Roadside Habitat: The state’s largest landowner and manager of “grasslands” in Kansas is the Department of Transportation (KDOT). With most of our state’s residents and virtually all visitors exposed to the 10,000-mile network of state highways, where better to promote appreciation for prairie plant communities than on the approximate 150,000 acres of vegetated roadsides. KTA has nearly as much acreage as the Tallgrass Prairie National Preserve, and it is viewed by tens of thousands every day. Managing habitat for its potential, wherever it exists, is vital if we are to retain biodiversity and wildlife resources – from Bobwhite Quail to Fritillary Butterflies.

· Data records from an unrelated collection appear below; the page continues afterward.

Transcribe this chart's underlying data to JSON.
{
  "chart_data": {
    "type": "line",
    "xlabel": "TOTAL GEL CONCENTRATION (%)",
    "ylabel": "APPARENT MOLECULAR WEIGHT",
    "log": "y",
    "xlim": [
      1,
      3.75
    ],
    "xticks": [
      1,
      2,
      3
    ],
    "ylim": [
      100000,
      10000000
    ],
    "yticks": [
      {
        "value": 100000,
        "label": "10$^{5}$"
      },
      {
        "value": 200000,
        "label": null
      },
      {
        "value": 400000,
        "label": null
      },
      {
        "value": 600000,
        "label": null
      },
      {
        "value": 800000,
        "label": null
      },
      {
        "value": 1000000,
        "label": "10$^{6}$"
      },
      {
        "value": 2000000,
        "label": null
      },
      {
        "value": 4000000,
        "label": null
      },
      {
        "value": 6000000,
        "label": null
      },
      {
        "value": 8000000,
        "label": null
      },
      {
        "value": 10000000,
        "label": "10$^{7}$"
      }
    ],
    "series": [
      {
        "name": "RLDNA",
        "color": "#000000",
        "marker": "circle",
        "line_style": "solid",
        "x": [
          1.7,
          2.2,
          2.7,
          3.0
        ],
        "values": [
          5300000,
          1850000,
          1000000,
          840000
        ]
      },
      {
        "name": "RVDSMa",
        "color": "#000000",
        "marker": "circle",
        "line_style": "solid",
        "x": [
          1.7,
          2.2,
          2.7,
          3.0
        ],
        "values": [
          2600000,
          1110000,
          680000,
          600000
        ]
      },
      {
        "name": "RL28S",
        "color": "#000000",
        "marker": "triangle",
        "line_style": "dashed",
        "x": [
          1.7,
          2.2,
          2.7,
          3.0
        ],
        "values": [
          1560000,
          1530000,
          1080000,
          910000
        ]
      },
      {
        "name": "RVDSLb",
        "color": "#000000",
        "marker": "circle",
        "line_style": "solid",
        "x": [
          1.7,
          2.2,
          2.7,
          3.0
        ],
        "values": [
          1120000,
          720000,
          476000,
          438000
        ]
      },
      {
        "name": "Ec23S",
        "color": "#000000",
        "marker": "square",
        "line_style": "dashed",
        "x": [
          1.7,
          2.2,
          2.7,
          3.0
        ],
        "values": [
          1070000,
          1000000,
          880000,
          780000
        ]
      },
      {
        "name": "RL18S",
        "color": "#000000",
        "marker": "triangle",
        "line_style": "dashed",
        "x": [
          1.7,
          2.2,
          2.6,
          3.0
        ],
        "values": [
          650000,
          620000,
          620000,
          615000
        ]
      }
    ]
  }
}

The Problem: KDOT spends around $6 million on mowing every year. Unnecessary /non-essential mowing happens throughout the year destroying potential habitat for grassland birds, pollinators, and other Great Plains wildlife. Mowing often times happens before annual native plants and wildflowers are able to re-seed and propagate. U.S. Country roadsides are needlessly broadcast and spot sprayed with herbicides causing major threats to flora and fauna–especially vulnerable are the important and diminishing numbers of pollinators such as the Monarch Butterfly.

Our Role: Audubon advocacy led to the establishment of the Aesthetics Task Force by KDOT Secretary Deb Miller. AOK and representatives of other entities participated in a series of meetings devoted to improvement of this resource. Now, we are asking the Kansas Turnpike Authority to implement similar roadside management protocols to showplace our prairie heritage along that roadway. Future management includes a shift to all-native grasses and wildflowers in new rural plantings, reduced mowing to within 15 feet of the road shoulder except for “mow out” to the boundary fences only once every three or four years. Delayed mowing to late fall will allow prairie wildflowers and grasses to flower and produce seed, further enhancing diversity and abundance. Broad rights-of-way areas provide habitat for butterflies, beneficial pollinating insects, and numerous birds at various times of the year. Standing vegetation holds snow and reduces drifting on roadways, serves as filter strips that help purify water runoff and prevents litter from washing into streams.